Journal of Nanomedicine & Nanotechnology

Super strong nano-composite materials for bunkers & command posts in army

4^th International Conference on Nanotek & Expo

December 01-03, 2014 DoubleTree by Hilton Hotel San Francisco Airport, USA

Dalvinder Singh Grewal

Accepted Abstracts: J Nanomed Nanotechnol

Abstract:

Soldiers in battle front need overhead protection, while facing the enemy directly or indirectly. Bunkers and command posts either made of stones, concrete, bricks, steel or mere earth provides some protection but are not fool proof which occasionally crumble at crucial decisive moments causing causalities and damage. To provide protection, high strength nanocomposite material for bunker and command post construction is an ideal answer. Steel and polymer based nano-composites are useful for various protective systems like helmets, body and vehicle armours against small arm ammunition. This study is regarding conduct of synthesization of multi-walled carbon nano-tubes reinforced polymer and steel nano-composites using nano-powder processing technique; characterization and study of mechanical properties of the new nano-composites and their effectiveness trials in firing ranges. The developed nano-composite materials from stainless steel and polymer by using multi-walled carbon nanotubes (MWCNT) are found to be many times stronger because of their strengths 10-100 times higher than the strongest steel.
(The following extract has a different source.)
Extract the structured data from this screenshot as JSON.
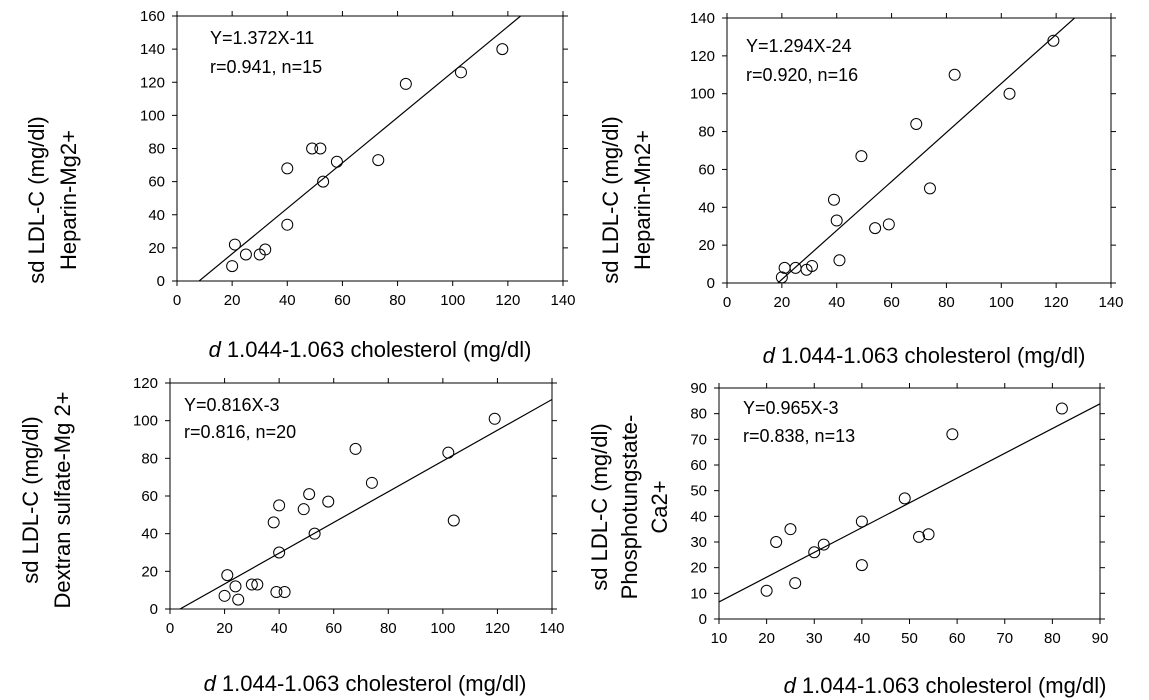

Grain refinement down to 100 nm of stainless steel and dispersion of nanostructured materials into the steel matrix increase superbly their mechanical properties. The refined microstructure of 326L stainless steel in the treated layer led to increase in hardness, strength, and wear resistance. Nano-composites from steel and polymers are developed as stronger materials to withstand the impact of bullets and bombs. Polymers or steel are melted in a crucible/mould of desired shape of bunker, command posts walls, helmets, bullet-proof jackets, etc can be developed easily. Carbon nanotubes dispersed in the melted polymer and steel followed by quenching up to room temperature provide an easiest technique to yield the nanocomposites materials. Nano-composites dispersed with carbon nanotubes (diameter 25-50 nm) in polymers and steel enhance tensile strength, hardness and higher temperature resistance. Stronger polymers also provide observation from inside for the purpose of observation and fire. The properties imparted by nanoparticles are varied and focus particularly on strengthening the tensile strength, hardness and barrier properties to temperature, gases and liquids as well as the possible improvement of fire behavior.